Closely related to this whole problem is the question of the health of our young people. And we who are interested in education can bring the problem, I think, much more closely and with perhaps a greater sympathy, to all the homes of the country, if we can tie in health with education.

Here again we cannot boast of what we have done to solve the problem of health. We cannot boast of our part in this war without a feeling of guilt- for about 40 percent of all the men who were examined under the selective service had to be rejected for military service for physical or mental reasons. And we ought to hang our heads in shame at that statement.

We cannot be satisfied with the state of this Nation if a large percentage of our children are not being given the opportunity to achieve good health as well as good education.

We can put it this way, if we want—if you care about education: what's the use of giving them an education without their having good health to use it when they grow up?

I believe that our educators—those who are close to the children of the land- ought to consider these two problems together. I believe that from conferences such as this one, we may produce constructive plans looking toward substantial improvement in the American standard of living in education as a part of our standard of living, as well as breakfast, school lunch, and supper. And that means better production, better clothes, better food, better housing, more recreation, more enjoyment of life. These things do not come about from wishful thinking they come from hard work, from realistic thinking by those who are sincerely devoted to the solution of these problems.

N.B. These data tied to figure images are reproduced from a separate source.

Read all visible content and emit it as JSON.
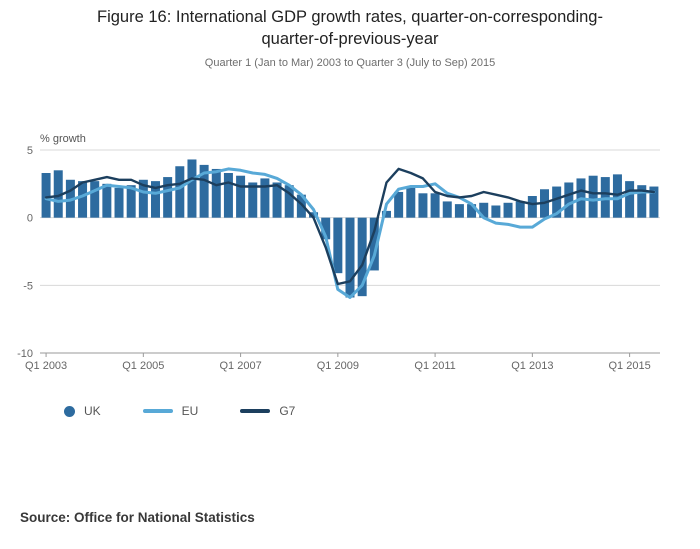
{
  "title": "Figure 16: International GDP growth rates, quarter-on-corresponding-quarter-of-previous-year",
  "subtitle": "Quarter 1 (Jan to Mar) 2003 to Quarter 3 (July to Sep) 2015",
  "source": "Source: Office for National Statistics",
  "legend": [
    {
      "label": "UK",
      "marker": "dot",
      "color": "#2d6b9f"
    },
    {
      "label": "EU",
      "marker": "line",
      "color": "#58a9d7"
    },
    {
      "label": "G7",
      "marker": "line",
      "color": "#1c3f5e"
    }
  ],
  "chart_data": {
    "type": "bar+line",
    "title": "Figure 16: International GDP growth rates, quarter-on-corresponding-quarter-of-previous-year",
    "xlabel": "",
    "ylabel": "% growth",
    "ylim": [
      -10,
      5
    ],
    "yticks": [
      5,
      0,
      -5,
      -10
    ],
    "grid": true,
    "legend_position": "bottom",
    "colors": {
      "grid": "#d8d8d8",
      "axis": "#9a9a9a",
      "tick_text": "#666666",
      "ylabel_text": "#555555"
    },
    "xticks": [
      {
        "index": 0,
        "label": "Q1 2003"
      },
      {
        "index": 8,
        "label": "Q1 2005"
      },
      {
        "index": 16,
        "label": "Q1 2007"
      },
      {
        "index": 24,
        "label": "Q1 2009"
      },
      {
        "index": 32,
        "label": "Q1 2011"
      },
      {
        "index": 40,
        "label": "Q1 2013"
      },
      {
        "index": 48,
        "label": "Q1 2015"
      }
    ],
    "x": [
      "Q1 2003",
      "Q2 2003",
      "Q3 2003",
      "Q4 2003",
      "Q1 2004",
      "Q2 2004",
      "Q3 2004",
      "Q4 2004",
      "Q1 2005",
      "Q2 2005",
      "Q3 2005",
      "Q4 2005",
      "Q1 2006",
      "Q2 2006",
      "Q3 2006",
      "Q4 2006",
      "Q1 2007",
      "Q2 2007",
      "Q3 2007",
      "Q4 2007",
      "Q1 2008",
      "Q2 2008",
      "Q3 2008",
      "Q4 2008",
      "Q1 2009",
      "Q2 2009",
      "Q3 2009",
      "Q4 2009",
      "Q1 2010",
      "Q2 2010",
      "Q3 2010",
      "Q4 2010",
      "Q1 2011",
      "Q2 2011",
      "Q3 2011",
      "Q4 2011",
      "Q1 2012",
      "Q2 2012",
      "Q3 2012",
      "Q4 2012",
      "Q1 2013",
      "Q2 2013",
      "Q3 2013",
      "Q4 2013",
      "Q1 2014",
      "Q2 2014",
      "Q3 2014",
      "Q4 2014",
      "Q1 2015",
      "Q2 2015",
      "Q3 2015"
    ],
    "series": [
      {
        "name": "UK",
        "type": "bar",
        "color": "#2d6b9f",
        "values": [
          3.3,
          3.5,
          2.8,
          2.7,
          2.7,
          2.5,
          2.2,
          2.4,
          2.8,
          2.7,
          3.0,
          3.8,
          4.3,
          3.9,
          3.6,
          3.3,
          3.1,
          2.6,
          2.9,
          2.6,
          2.4,
          1.7,
          0.4,
          -1.6,
          -4.1,
          -5.9,
          -5.8,
          -3.9,
          0.5,
          1.9,
          2.2,
          1.8,
          1.8,
          1.2,
          1.0,
          1.0,
          1.1,
          0.9,
          1.1,
          1.2,
          1.6,
          2.1,
          2.3,
          2.6,
          2.9,
          3.1,
          3.0,
          3.2,
          2.7,
          2.4,
          2.3
        ]
      },
      {
        "name": "EU",
        "type": "line",
        "color": "#58a9d7",
        "values": [
          1.4,
          1.2,
          1.3,
          1.6,
          2.0,
          2.4,
          2.3,
          2.2,
          1.9,
          1.8,
          2.0,
          2.2,
          2.8,
          3.3,
          3.4,
          3.6,
          3.5,
          3.3,
          3.2,
          2.9,
          2.4,
          1.7,
          0.6,
          -1.4,
          -5.3,
          -5.9,
          -5.0,
          -2.8,
          1.0,
          2.1,
          2.3,
          2.3,
          2.5,
          1.8,
          1.5,
          1.0,
          0.0,
          -0.4,
          -0.5,
          -0.7,
          -0.7,
          -0.1,
          0.3,
          1.0,
          1.4,
          1.3,
          1.4,
          1.4,
          1.8,
          1.9,
          1.9
        ]
      },
      {
        "name": "G7",
        "type": "line",
        "color": "#1c3f5e",
        "values": [
          1.5,
          1.6,
          2.0,
          2.6,
          2.8,
          3.0,
          2.8,
          2.8,
          2.4,
          2.2,
          2.4,
          2.5,
          2.9,
          2.8,
          2.4,
          2.6,
          2.3,
          2.3,
          2.3,
          2.4,
          1.8,
          1.0,
          0.0,
          -2.2,
          -4.9,
          -4.7,
          -3.5,
          -1.0,
          2.6,
          3.6,
          3.3,
          2.9,
          1.9,
          1.6,
          1.5,
          1.6,
          1.9,
          1.7,
          1.5,
          1.2,
          1.0,
          1.1,
          1.4,
          1.7,
          2.0,
          1.8,
          1.8,
          1.7,
          2.0,
          2.0,
          1.9
        ]
      }
    ]
  }
}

We do not pretend that we can reach our goals overnight but. if we seek them day in and day out, we may in our own lives take our rural educational system out of what was called, once upon a time, by a certain gentleman, the horse and buggy age.

Your Conference this year has met at a time when the forces of evil have their backs to the wall—at a time when all the civilized world is more than ever determined that such wars cannot, will not, happen again.

Nothing can provide a stronger bulwark in the years to come than an educated and enlightened and tolerant citizenry, equipped with the armed force necessary to stop aggression and warfare in this world.

So, to you of this Conference, and to all similar groups devoted to the cause of a better America, in the big places and the small places, the Nation will look for advice and guidance as, in democratic fashion, it works out the designs of the future.